Enseignant-chercheur : Rafaël Magrou

La photographie montre l’intérieur d’un théâtre délabré par le temps – que nous appellerons le « Vieux Théâtre » –, avec ses balcons en bois abîmés dans un état de ruine avancée. Le point de vue regarde vers le fond de la salle.

Fig. 8.1. Photographie © Rafaël Magrou.

Vue de l’intérieur du Vieux Théâtre de Morlaix depuis le deuxième balcon vers la façade d’entrée. Prise lors d’une première visite, en mars 2021, en guise de repérage et pour l’organisation du workshop, cette prise de vue montre l’état du théâtre et de ses attributs, avec sa salle en forme de U, superposant les niveaux. Les planchers comme les balustrades sont décrépis et en état d’effondrement, raison pour laquelle le workshop intensif s’est attelé dans un temps bref à explorer ce vestige du XVIIIe siècle. Postérieurement, des vues ont été faites par drone dans l’édifice comme dans son environnement afin de tenter de déceler d’autres indices aidant à sa reconstitution.

La photographie présente un point de vue en plongée sur le parterre du Vieux Théâtre abandonné, avec des étudiants présentant leurs recherches sur cet objet architectural devant les élus et propriétaires des lieux. En guise de support de présentation, un drap suspendu reçoit une vidéo-projection et une maquette en carton recompose la volumétrie originelle.

Fig. 8.2. Photographie © Magrou.

Présentation du travail effectué lors de la semaine de workshop intensif à Morlaix, dans les murs du Vieux Théâtre, par le groupe d’étudiantes impliquées dans cette exploration. Pris depuis le premier balcon, ce cliché montre le mur qui obstrue la partie où se situait la scène et expose une galerie qui a été créée par l’exploitant imprimeur ayant occupé les lieux au XXe siècle. Projetée sur un drap installé pour l’occasion, la recherche est partagée auprès de divers intervenants : historienne, élue locale, architecte des Bâtiments de France, documentaliste des archives municipales et des riverains ayant contribué à la faisabilité de ce travail. Une maquette en carton est venue compléter les vues en 3D fabriquées pour cette étude.

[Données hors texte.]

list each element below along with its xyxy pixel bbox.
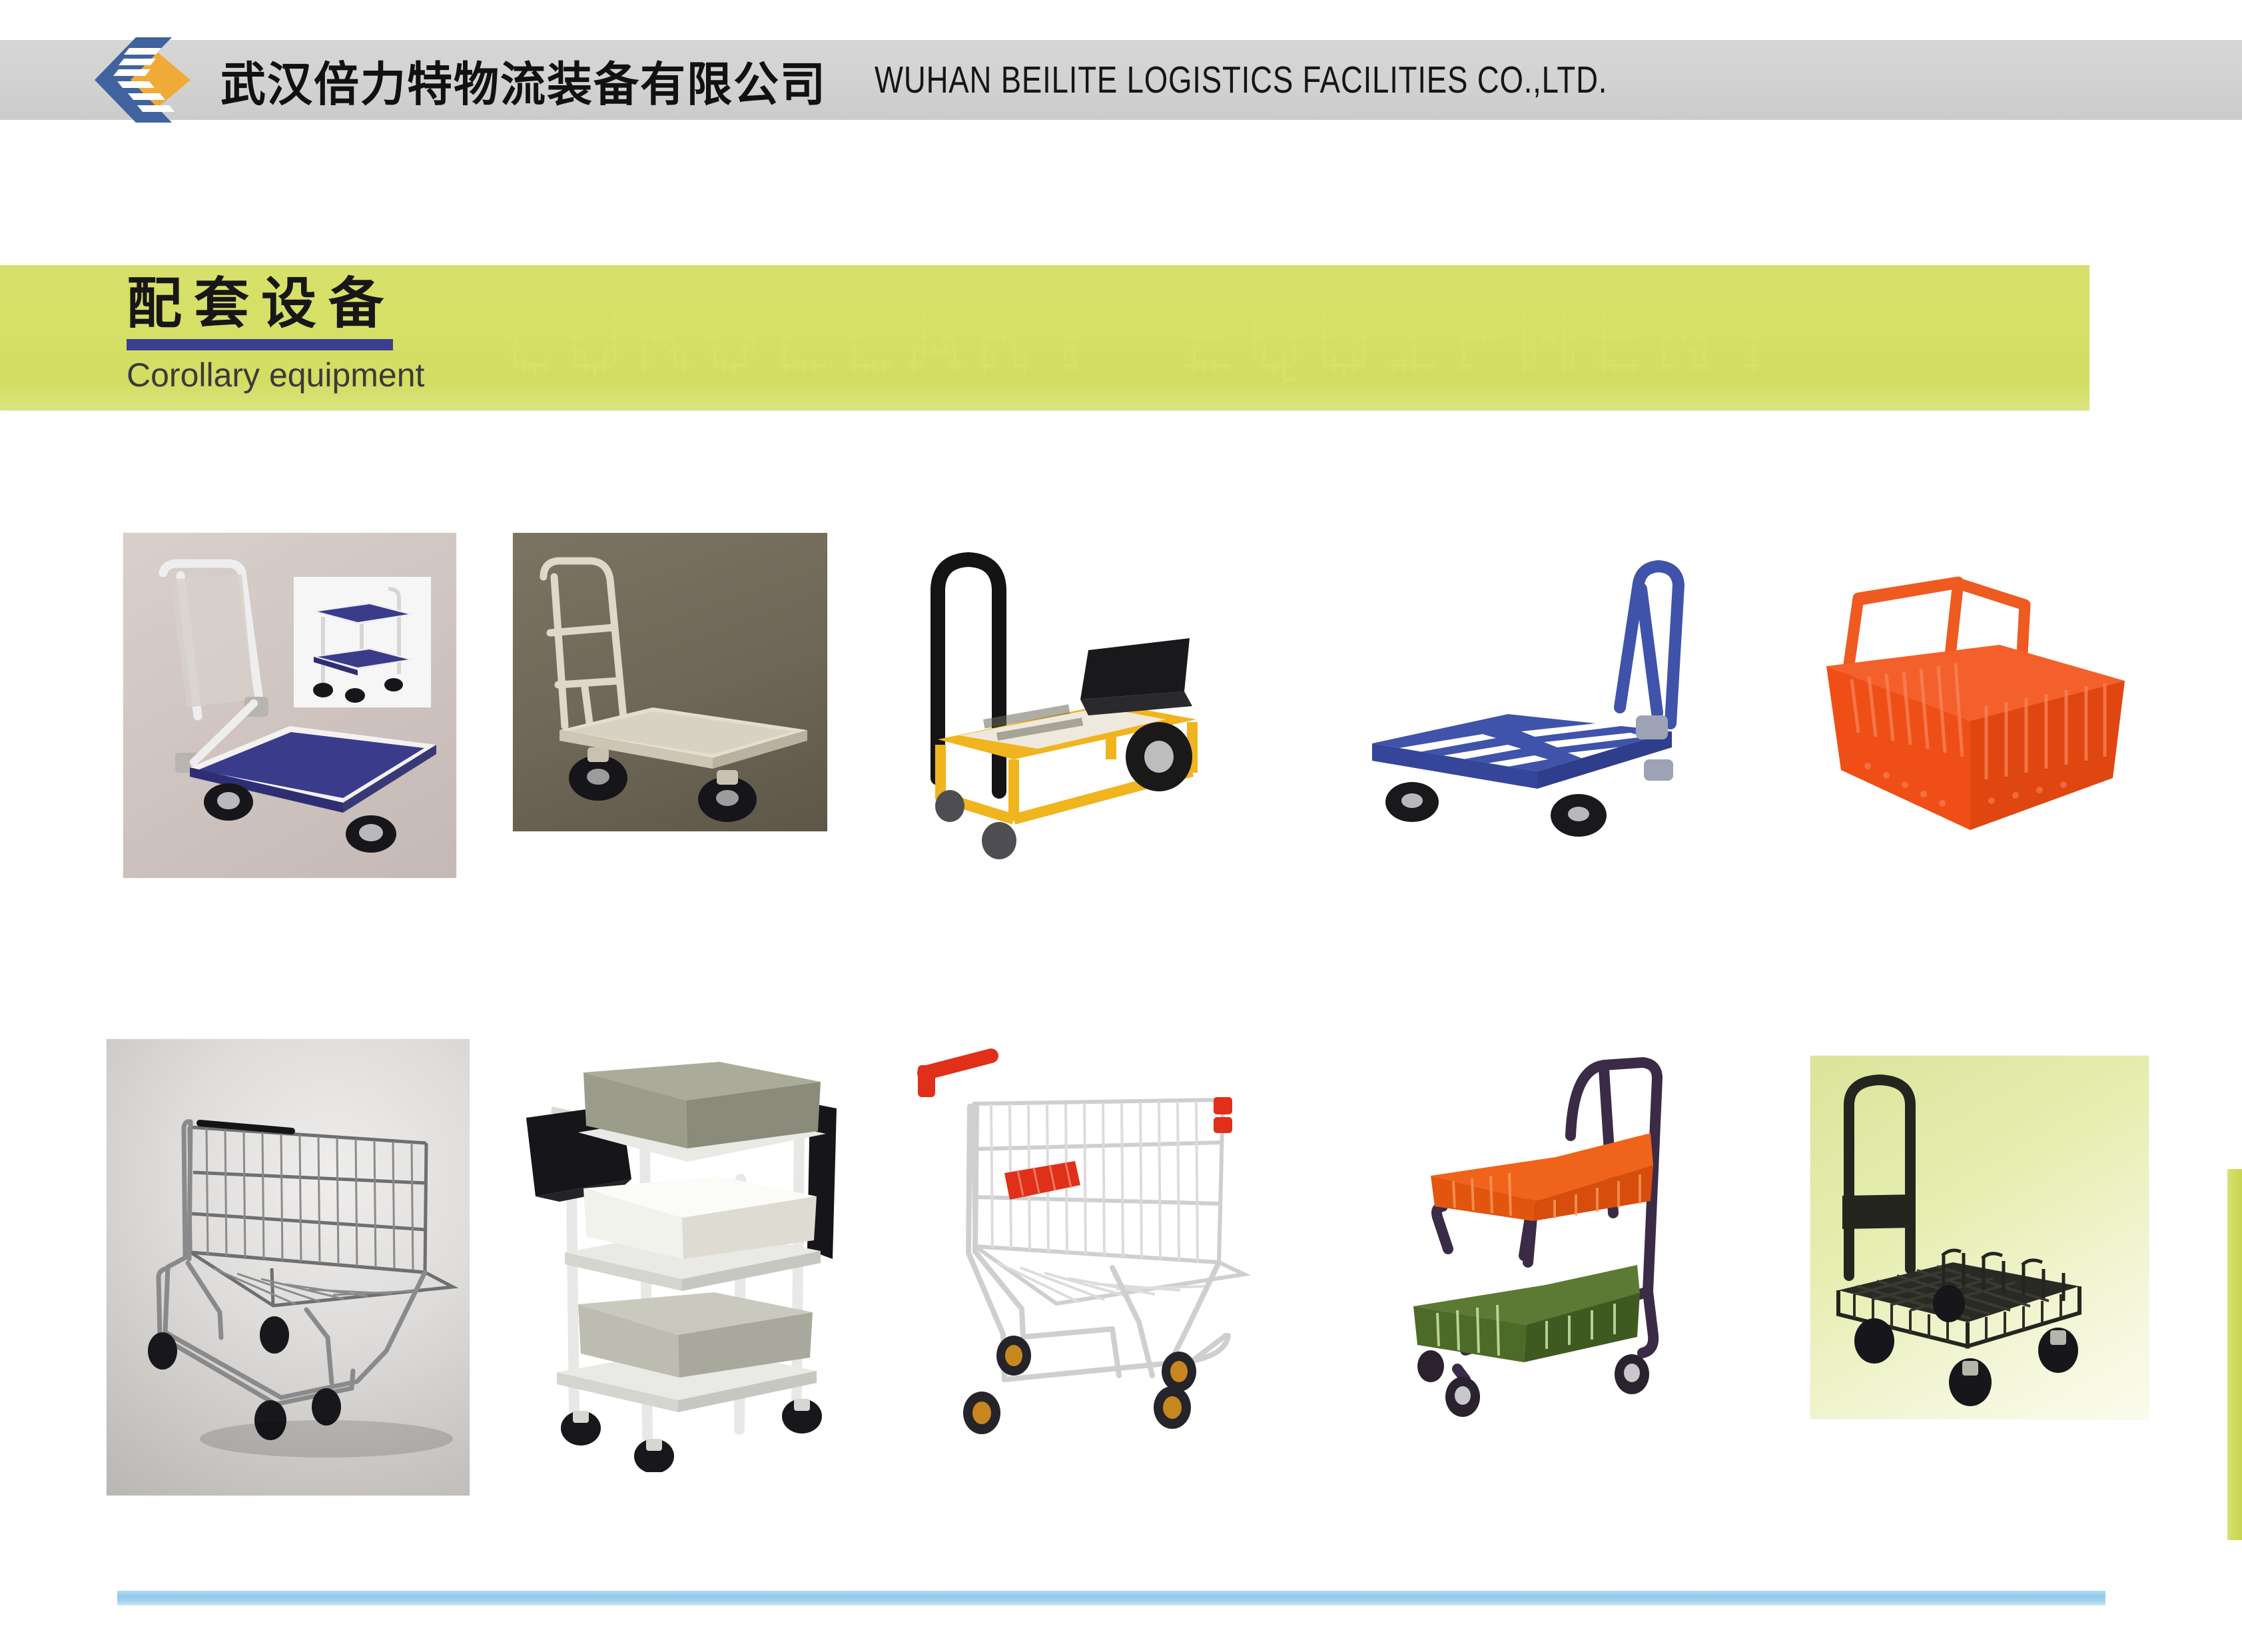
product-photo [513,533,827,831]
page-header: 武汉倍力特物流装备有限公司 WUHAN BEILITE LOGISTICS FA… [0,40,2242,120]
product-cell-convertible-hand-truck-yellow[interactable] [866,533,1306,906]
product-inset [294,577,431,707]
banner-subtitle-en: Corollary equipment [127,356,406,394]
product-row-top [0,533,2242,906]
company-name-cn: 武汉倍力特物流装备有限公司 [220,46,827,115]
banner-chinese-block: 配套设备 Corollary equipment [127,272,406,394]
banner-title-cn: 配套设备 [127,272,406,335]
product-photo [107,1039,470,1495]
product-photo [1812,566,2145,846]
product-cell-platform-trolley-blue-folding[interactable] [0,533,466,906]
product-cell-wire-platform-trolley-black[interactable] [1772,1029,2242,1495]
product-cell-service-cart-three-tier[interactable] [466,1029,866,1495]
product-photo [913,1042,1262,1479]
product-cell-shopping-cart-chrome[interactable] [0,1029,466,1495]
product-cell-platform-truck-steel-cream[interactable] [466,533,866,906]
product-cell-shopping-trolley-red-handle[interactable] [866,1029,1306,1495]
section-banner: 配套设备 Corollary equipment COROLLARY EQUIP… [0,265,2089,410]
product-photo [1810,1056,2149,1419]
company-name-en: WUHAN BEILITE LOGISTICS FACILITIES CO.,L… [875,58,1607,102]
banner-title-en-dotmatrix: COROLLARY EQUIPMENT [496,285,1791,392]
footer-rule [117,1591,2105,1605]
product-cell-platform-trolley-blue-slatted[interactable] [1306,533,1772,906]
product-cell-double-basket-trolley[interactable] [1306,1029,1772,1495]
product-photo [123,533,456,878]
product-cell-shopping-basket-orange[interactable] [1772,533,2242,906]
banner-rule-divider [127,339,393,350]
product-photo [1359,560,1722,873]
product-photo [1379,1049,1705,1449]
product-photo [520,1059,853,1472]
beilite-hexagon-logo-icon [92,33,195,127]
product-row-bottom [0,1029,2242,1495]
product-photo [914,545,1227,878]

Il s’agit d’un dessin à l’encre représentant une vue extérieure, celle de l’entrée au Vieux Théâtre depuis la rue, montrant les escaliers d’accès cheminant jusqu’à une première construction avant le corps principal de la salle avec sa scène (aujourd’hui disparue). Une foule se presse aux grilles de ce lieu de spectacle.

Fig. 8.3. Dessin de M. Gérardin, d’après les croquis de M. L. Tynaire, envoyé spécial à Morlaix, Le Monde Illustré, 21 avril 1888, 32e année, n° 1621, p. 256. Photographie © Gallica BnF,
https://gallica.bnf.fr/ark:/12148/bpt6k6377167j/f11.item.

Ce dessin montre le dispositif d’entrée du théâtre, depuis la place E. Souvestre à l’arrière de l’actuelle mairie de Morlaix. Une autre lithographie fabriquée sous un autre angle permet de compléter cette composition. Derrière une grille en fer forgé, un système de double escalier contourne un édicule (possiblement une fontaine) afin d’accéder à un niveau supérieur où se dresse une petite bâtisse jouxtant le corps principal du théâtre. Par supposition, il s’agirait là de la billetterie et potentiellement d’un bureau ou d’un petit logement à l’étage supérieur. Aucun document n’a été trouvé sur l’architecture de la salle ni sur la composition de la scène. Seule une photo resserrée au cadre de scène, sommaire, montre l’exiguïté du lieu. Le peu de documentation lié à cet édifice appelle nécessairement à faire des suppositions ; une étude plus approfondie permettrait de compléter ces ressources pour conforter certaines hypothèses (voir Marthe Le Clech, Bretagne d’hier et d’aujourd’hui, Morlaix tome I, édité par l’auteur, 1993).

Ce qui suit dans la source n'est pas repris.